The effects get even better when I layer multiple applications of the product on my face, which I’ve been doing nightly ever since I realized I could. I don’t do the full, Honey Lee-originated 7 Skin Method, with the alternating cotton pads and palm patting, but I do apply 3-4 separate layers of the Earth’s Recipe toner whenever I have time for it in my skincare routine. Unlike many hydrating toners that are all hydration, the Earth’s Recipe toner has a richness to it that smooths out and fortifies the outer layers of my skin as well. After a couple of layers, it starts to dry sticky, but moisturizer on top takes care of that problem.
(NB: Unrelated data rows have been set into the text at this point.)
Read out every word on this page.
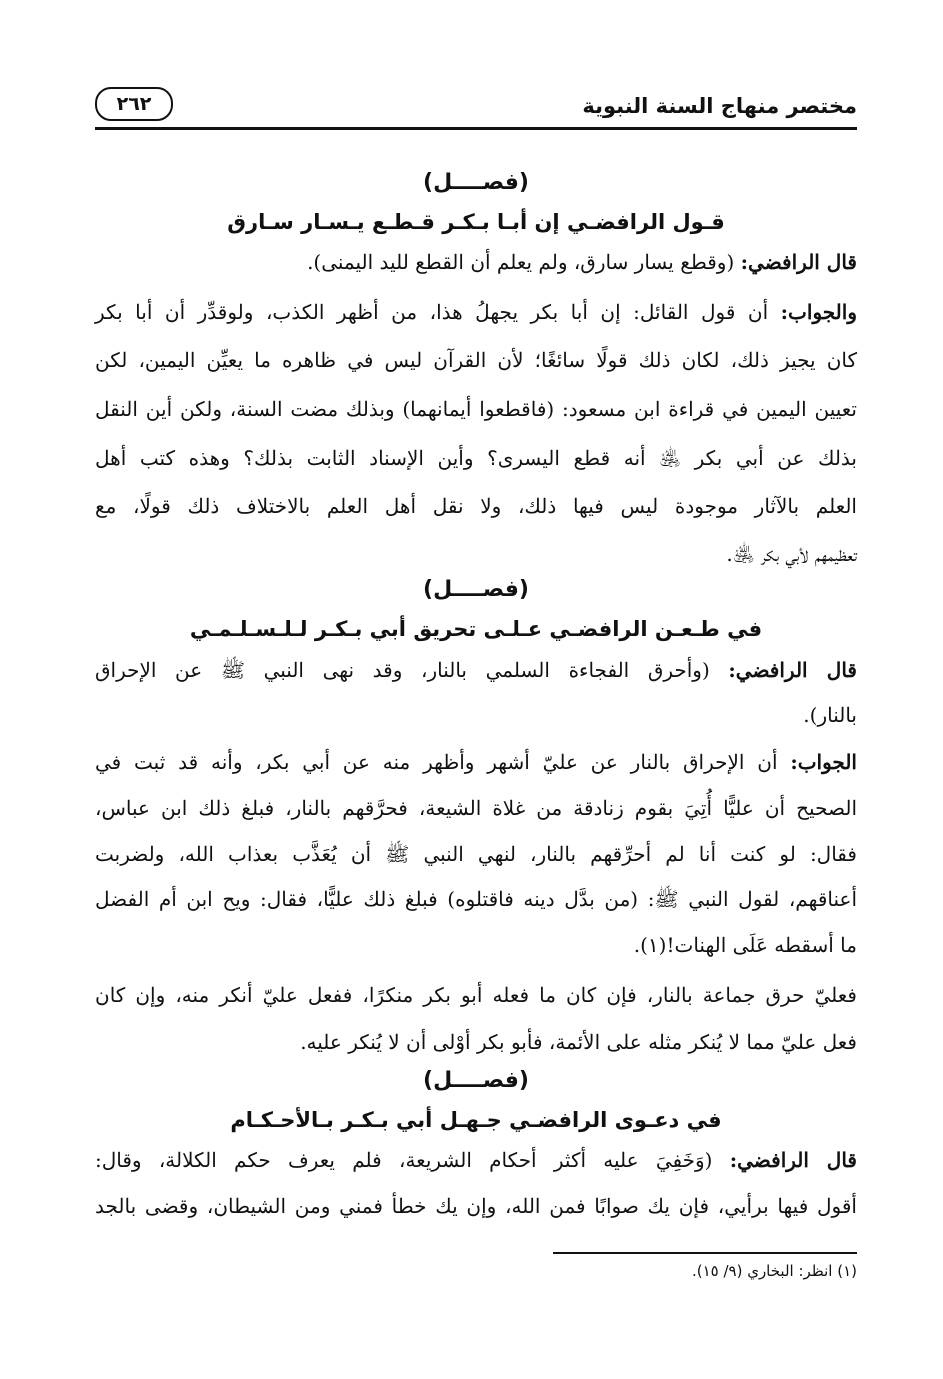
مختصر منهاج السنة النبوية
٢٦٢
(فصــــل)
قـول الرافضـي إن أبـا بـكـر قـطـع يـسـار سـارق
قال الرافضي: (وقطع يسار سارق، ولم يعلم أن القطع لليد اليمنى).
والجواب: أن قول القائل: إن أبا بكر يجهلُ هذا، من أظهر الكذب، ولوقدِّر أن أبا بكر
كان يجيز ذلك، لكان ذلك قولًا سائغًا؛ لأن القرآن ليس في ظاهره ما يعيِّن اليمين، لكن
تعيين اليمين في قراءة ابن مسعود: (فاقطعوا أيمانهما) وبذلك مضت السنة، ولكن أين النقل
بذلك عن أبي بكر ﵁ أنه قطع اليسرى؟ وأين الإسناد الثابت بذلك؟ وهذه كتب أهل
العلم بالآثار موجودة ليس فيها ذلك، ولا نقل أهل العلم بالاختلاف ذلك قولًا، مع
تعظيمهم لأبي بكر ﵁.
(فصــــل)
في طـعـن الرافضـي عـلـى تحريق أبي بـكـر لـلـسـلـمـي
قال الرافضي: (وأحرق الفجاءة السلمي بالنار، وقد نهى النبي ﷺ عن الإحراق
بالنار).
الجواب: أن الإحراق بالنار عن عليّ أشهر وأظهر منه عن أبي بكر، وأنه قد ثبت في
الصحيح أن عليًّا أُتِيَ بقوم زنادقة من غلاة الشيعة، فحرَّقهم بالنار، فبلغ ذلك ابن عباس،
فقال: لو كنت أنا لم أحرِّقهم بالنار، لنهي النبي ﷺ أن يُعَذَّب بعذاب الله، ولضربت
أعناقهم، لقول النبي ﷺ: (من بدَّل دينه فاقتلوه) فبلغ ذلك عليًّا، فقال: ويح ابن أم الفضل
ما أسقطه عَلَى الهنات!(١).
فعليّ حرق جماعة بالنار، فإن كان ما فعله أبو بكر منكرًا، ففعل عليّ أنكر منه، وإن كان
فعل عليّ مما لا يُنكر مثله على الأئمة، فأبو بكر أوْلى أن لا يُنكر عليه.
(فصــــل)
في دعـوى الرافضـي جـهـل أبي بـكـر بـالأحـكـام
قال الرافضي: (وَخَفِيَ عليه أكثر أحكام الشريعة، فلم يعرف حكم الكلالة، وقال:
أقول فيها برأيي، فإن يك صوابًا فمن الله، وإن يك خطأ فمني ومن الشيطان، وقضى بالجد
(١) انظر: البخاري (٩/ ١٥).
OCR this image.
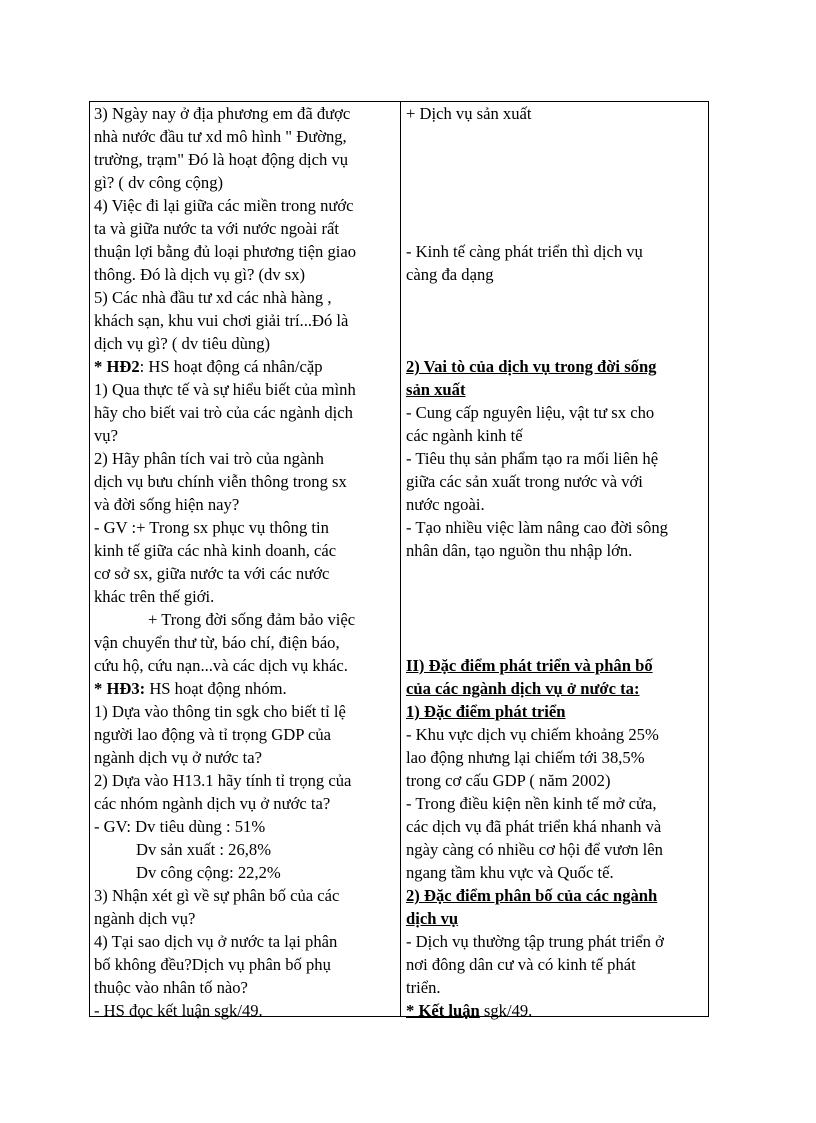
3) Ngày nay ở địa phương em đã được
nhà nước đầu tư xd mô hình " Đường,
trường, trạm" Đó là hoạt động dịch vụ
gì? ( dv công cộng)
4) Việc đi lại giữa các miền trong nước
ta và giữa nước ta với nước ngoài rất
thuận lợi bằng đủ loại phương tiện giao
thông. Đó là dịch vụ gì? (dv sx)
5) Các nhà đầu tư xd các nhà hàng ,
khách sạn, khu vui chơi giải trí...Đó là
dịch vụ gì? ( dv tiêu dùng)
* HĐ2: HS hoạt động cá nhân/cặp
1) Qua thực tế và sự hiểu biết của mình
hãy cho biết vai trò của các ngành dịch
vụ?
2) Hãy phân tích vai trò của ngành
dịch vụ bưu chính viễn thông trong sx
và đời sống hiện nay?
- GV :+ Trong sx phục vụ thông tin
kinh tế giữa các nhà kinh doanh, các
cơ sở sx, giữa nước ta với các nước
khác trên thế giới.
+ Trong đời sống đảm bảo việc
vận chuyển thư từ, báo chí, điện báo,
cứu hộ, cứu nạn...và các dịch vụ khác.
* HĐ3: HS hoạt động nhóm.
1) Dựa vào thông tin sgk cho biết tỉ lệ
người lao động và tỉ trọng GDP của
ngành dịch vụ ở nước ta?
2) Dựa vào H13.1 hãy tính tỉ trọng của
các nhóm ngành dịch vụ ở nước ta?
- GV: Dv tiêu dùng : 51%
Dv sản xuất : 26,8%
Dv công cộng: 22,2%
3) Nhận xét gì về sự phân bố của các
ngành dịch vụ?
4) Tại sao dịch vụ ở nước ta lại phân
bố không đều?Dịch vụ phân bố phụ
thuộc vào nhân tố nào?
- HS đọc kết luận sgk/49.
+ Dịch vụ sản xuất
- Kinh tế càng phát triển thì dịch vụ
càng đa dạng
2) Vai tò của dịch vụ trong đời sống
sản xuất
- Cung cấp nguyên liệu, vật tư sx cho
các ngành kinh tế
- Tiêu thụ sản phẩm tạo ra mối liên hệ
giữa các sản xuất trong nước và với
nước ngoài.
- Tạo nhiều việc làm nâng cao đời sông
nhân dân, tạo nguồn thu nhập lớn.
II) Đặc điểm phát triển và phân bố
của các ngành dịch vụ ở nước ta:
1) Đặc điểm phát triển
- Khu vực dịch vụ chiếm khoảng 25%
lao động nhưng lại chiếm tới 38,5%
trong cơ cấu GDP ( năm 2002)
- Trong điều kiện nền kinh tế mở cửa,
các dịch vụ đã phát triển khá nhanh và
ngày càng có nhiều cơ hội để vươn lên
ngang tầm khu vực và Quốc tế.
2) Đặc điểm phân bố của các ngành
dịch vụ
- Dịch vụ thường tập trung phát triển ở
nơi đông dân cư và có kinh tế phát
triển.
* Kết luận sgk/49.
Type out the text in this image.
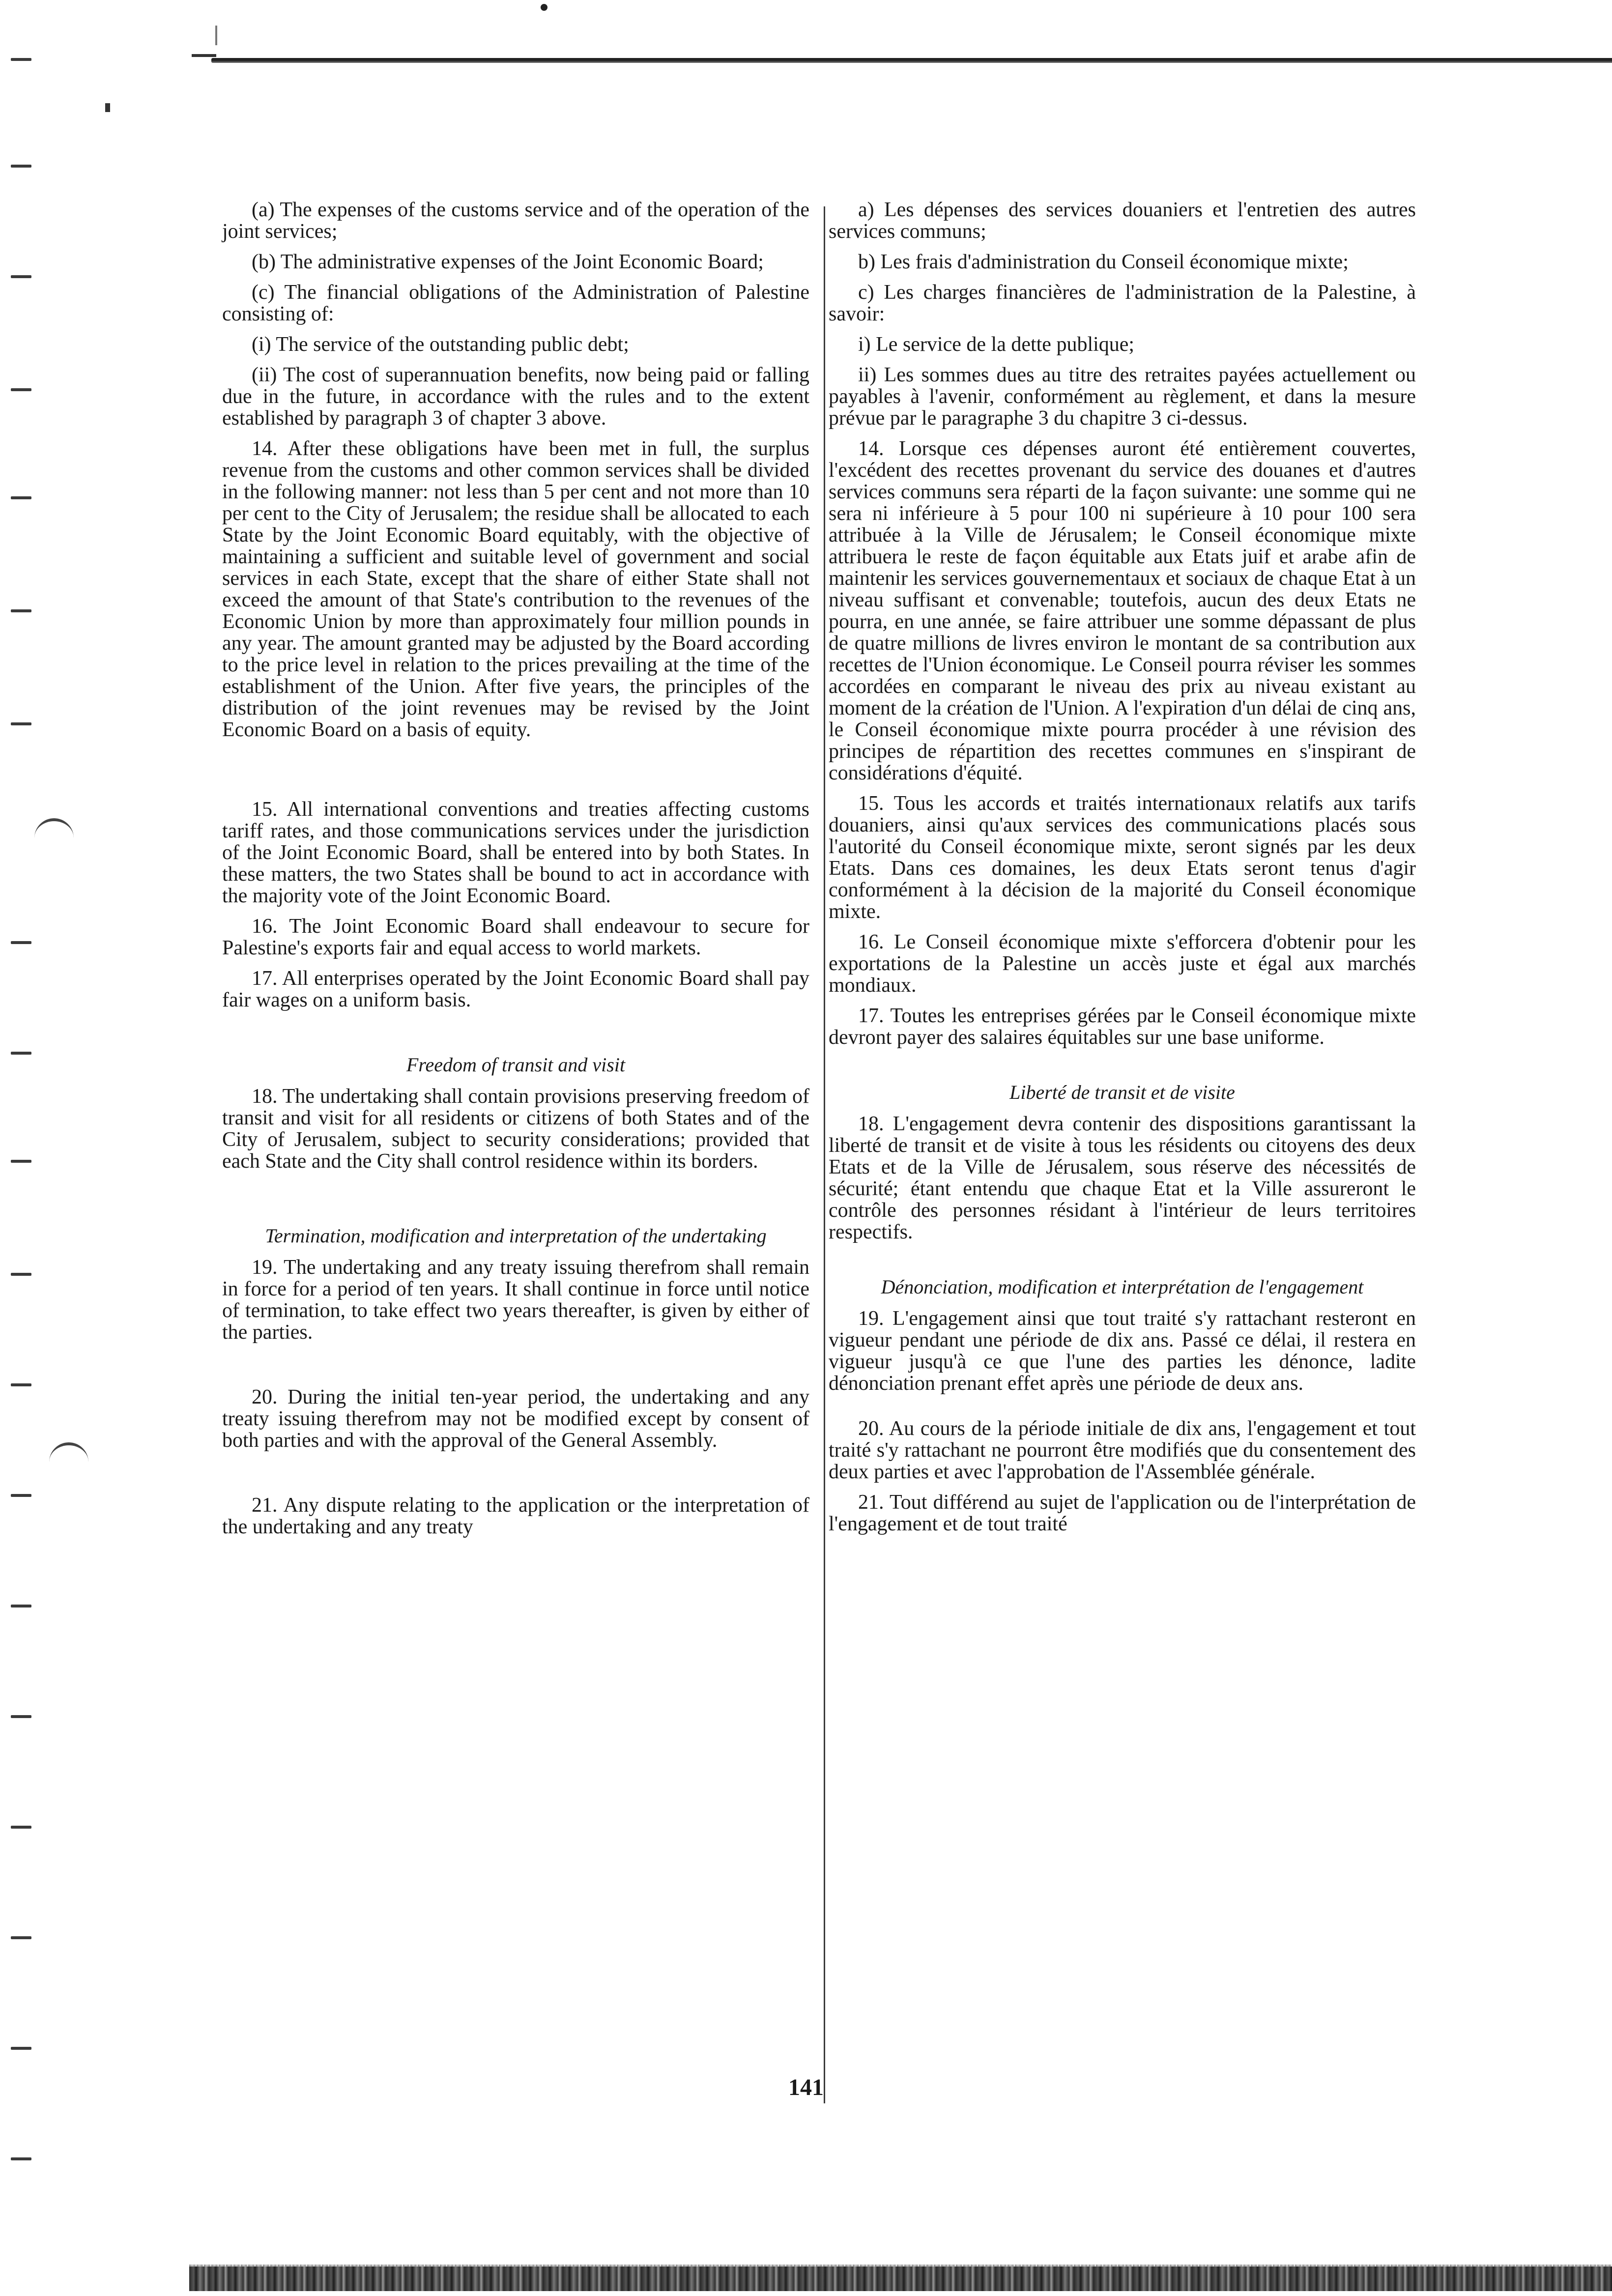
(a) The expenses of the customs service and of the operation of the joint services;

(b) The administrative expenses of the Joint Economic Board;

(c) The financial obligations of the Administration of Palestine consisting of:

(i) The service of the outstanding public debt;

(ii) The cost of superannuation benefits, now being paid or falling due in the future, in accordance with the rules and to the extent established by paragraph 3 of chapter 3 above.

14. After these obligations have been met in full, the surplus revenue from the customs and other common services shall be divided in the following manner: not less than 5 per cent and not more than 10 per cent to the City of Jerusalem; the residue shall be allocated to each State by the Joint Economic Board equitably, with the objective of maintaining a sufficient and suitable level of government and social services in each State, except that the share of either State shall not exceed the amount of that State's contribution to the revenues of the Economic Union by more than approximately four million pounds in any year. The amount granted may be adjusted by the Board according to the price level in relation to the prices prevailing at the time of the establishment of the Union. After five years, the principles of the distribution of the joint revenues may be revised by the Joint Economic Board on a basis of equity.

15. All international conventions and treaties affecting customs tariff rates, and those communications services under the jurisdiction of the Joint Economic Board, shall be entered into by both States. In these matters, the two States shall be bound to act in accordance with the majority vote of the Joint Economic Board.

16. The Joint Economic Board shall endeavour to secure for Palestine's exports fair and equal access to world markets.

17. All enterprises operated by the Joint Economic Board shall pay fair wages on a uniform basis.

Freedom of transit and visit

18. The undertaking shall contain provisions preserving freedom of transit and visit for all residents or citizens of both States and of the City of Jerusalem, subject to security considerations; provided that each State and the City shall control residence within its borders.

Termination, modification and interpretation of the undertaking

19. The undertaking and any treaty issuing therefrom shall remain in force for a period of ten years. It shall continue in force until notice of termination, to take effect two years thereafter, is given by either of the parties.

20. During the initial ten-year period, the undertaking and any treaty issuing therefrom may not be modified except by consent of both parties and with the approval of the General Assembly.

21. Any dispute relating to the application or the interpretation of the undertaking and any treaty

a) Les dépenses des services douaniers et l'entretien des autres services communs;

b) Les frais d'administration du Conseil économique mixte;

c) Les charges financières de l'administration de la Palestine, à savoir:

i) Le service de la dette publique;

ii) Les sommes dues au titre des retraites payées actuellement ou payables à l'avenir, conformément au règlement, et dans la mesure prévue par le paragraphe 3 du chapitre 3 ci-dessus.

14. Lorsque ces dépenses auront été entièrement couvertes, l'excédent des recettes provenant du service des douanes et d'autres services communs sera réparti de la façon suivante: une somme qui ne sera ni inférieure à 5 pour 100 ni supérieure à 10 pour 100 sera attribuée à la Ville de Jérusalem; le Conseil économique mixte attribuera le reste de façon équitable aux Etats juif et arabe afin de maintenir les services gouvernementaux et sociaux de chaque Etat à un niveau suffisant et convenable; toutefois, aucun des deux Etats ne pourra, en une année, se faire attribuer une somme dépassant de plus de quatre millions de livres environ le montant de sa contribution aux recettes de l'Union économique. Le Conseil pourra réviser les sommes accordées en comparant le niveau des prix au niveau existant au moment de la création de l'Union. A l'expiration d'un délai de cinq ans, le Conseil économique mixte pourra procéder à une révision des principes de répartition des recettes communes en s'inspirant de considérations d'équité.

15. Tous les accords et traités internationaux relatifs aux tarifs douaniers, ainsi qu'aux services des communications placés sous l'autorité du Conseil économique mixte, seront signés par les deux Etats. Dans ces domaines, les deux Etats seront tenus d'agir conformément à la décision de la majorité du Conseil économique mixte.

16. Le Conseil économique mixte s'efforcera d'obtenir pour les exportations de la Palestine un accès juste et égal aux marchés mondiaux.

17. Toutes les entreprises gérées par le Conseil économique mixte devront payer des salaires équitables sur une base uniforme.

Liberté de transit et de visite

18. L'engagement devra contenir des dispositions garantissant la liberté de transit et de visite à tous les résidents ou citoyens des deux Etats et de la Ville de Jérusalem, sous réserve des nécessités de sécurité; étant entendu que chaque Etat et la Ville assureront le contrôle des personnes résidant à l'intérieur de leurs territoires respectifs.

Dénonciation, modification et interprétation de l'engagement

19. L'engagement ainsi que tout traité s'y rattachant resteront en vigueur pendant une période de dix ans. Passé ce délai, il restera en vigueur jusqu'à ce que l'une des parties les dénonce, ladite dénonciation prenant effet après une période de deux ans.

20. Au cours de la période initiale de dix ans, l'engagement et tout traité s'y rattachant ne pourront être modifiés que du consentement des deux parties et avec l'approbation de l'Assemblée générale.

21. Tout différend au sujet de l'application ou de l'interprétation de l'engagement et de tout traité

141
Earth’s Recipe Energy Boosting Toner ingredients: Water, butylene glycol, glycerin, betaine, dipropylene glycol, piper methysticum leaf/root/stem extract, dioscorea japonica root extract, phellinus linteus extract, arctium lappa root extract, poria cocos sclerotium extract, epilobium angustifolium flower/leaf/stem extract, portulaca oleracea extract, pueraria thunbergiana root extract, glycyrrhiza glabra (licorice) root extract, paeonia lactiflora root extract, cnidium officinale root extract, lactobacillus/soybean ferment extract, amorphophallus konjac root extract, tremella fuciformis (mushroom) extract, soluble collagen, aloe barbadensis leaf juice, sodium hyaluronate, hydrogenated lecithin, citrus aurantium dulcis (orange) oil, citrus limon (lemon) fruit oil, cymbopogon schoenanthus oil, citrus aurantium bergamia (bergamot) fruit oil, cymbopogon nardus (citronella) oil, geranium maculatum oil, PEG-60 hydrogenated castor oil, polyquaternium-51, raffinose, 1,2-hexanediol, ammonium acryloyldimethyltaurate/VP copolymer, ethylhexylglycerin, cellulose gum, adenosine, disodium EDTA, glycosyl trehalose, hydrogenated starch hydrolysate, biosaccharide gum-1, sodium polyacrylate, PVM/MA copolymer, panthenol, lecithin, xanthan gum, folic acid, ceramide 3, cholesterol, tromethamine, palmitoyl pentapeptide-4, phenoxyethanol

CosDNA analysis

There are a ton of sexy-sounding ingredients in the Earth’s Recipe Energy Boosting Toner, among them several handfuls of familiar herbal extracts. Key to my personal experience with this product are probably the soluble collagen, which forms a lightweight moisturizing film on the surface of skin; the hyaluronic acid for hydration; the various anti-inflammatory, irritation-calming extracts; and, arguably most importantly, the ceramides and cholesterol, which may help strengthen a damaged moisture barrier. I started using this toner when I was suffering the ill effects of one of the sunscreens reviewed below, and I credit it with helping shore up my traumatized skin.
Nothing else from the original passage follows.